Estimado Papa Francisco:
Su actitud abierta, su buena voluntad, la confianza que
me inspira, me permiten dirigirme a usted como a un hermano en Jesús.
Le escribo desde el escepticismo de ser atendida y de que sea
considerada mi petición. No obstante, siempre queda un rayito de esperanza
sobre una cuestión tan razonable. Se trata de un derecho reconocido en las constituciones de la mayoría de los
países.
Me cuesta tanto
admitir la situación en que vivimos las mujeres cristianas, que no tengo más remedio que dirigirme a usted
como el responsable de que se mantenga esta situación.

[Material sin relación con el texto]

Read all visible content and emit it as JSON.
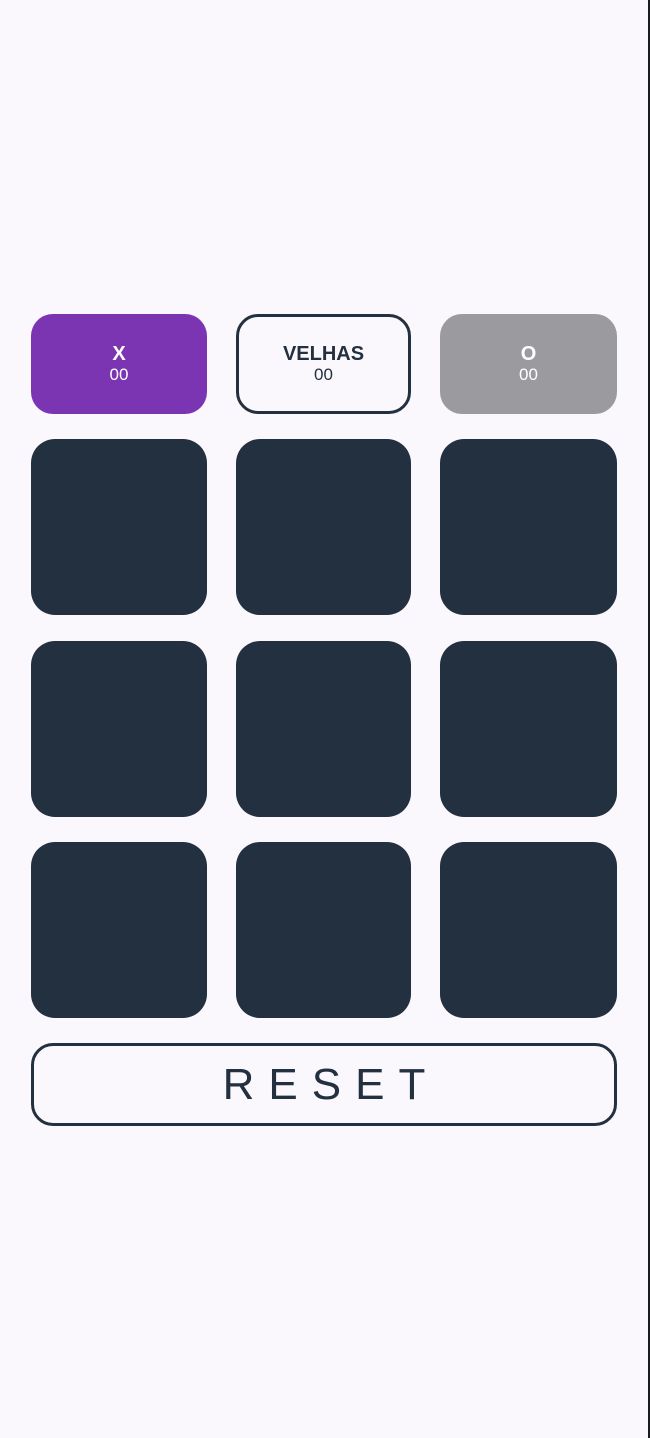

Las leyes civiles de las naciones adelantadas del mundo reconocen a la mujer la
plena capacidad para desarrollar todas las funciones sociales y políticas en
igualdad con el hombre.
Sin embargo, la Iglesia Católica, a la que pertenezco
desde hace 74 años, mantiene contra viento y marea el anacronismo de negar a la
mujer el ejercicio de los mismos derechos
y responsabilidades que
ejerce el hombre.
Estoy segura de que usted comprende mi indignación, por
eso le dirijo esta carta.
Me voy a permitir parafrasear a Monseñor Romero:
Le suplico, le
ruego, le ordeno que
CESE LA DISCRIMINACIÓN POR RAZÓN DE SEXO
Por favor, reconózcanos oficialmente como personas completas.
Y también nos debería pedir perdón por la cantidad de
sufrimiento y las consecuencias que dicha discriminación ha acarreado a las
mujeres de todo el mundo y en todos los
órdenes a lo largo de los siglos.
Un cordial saludo.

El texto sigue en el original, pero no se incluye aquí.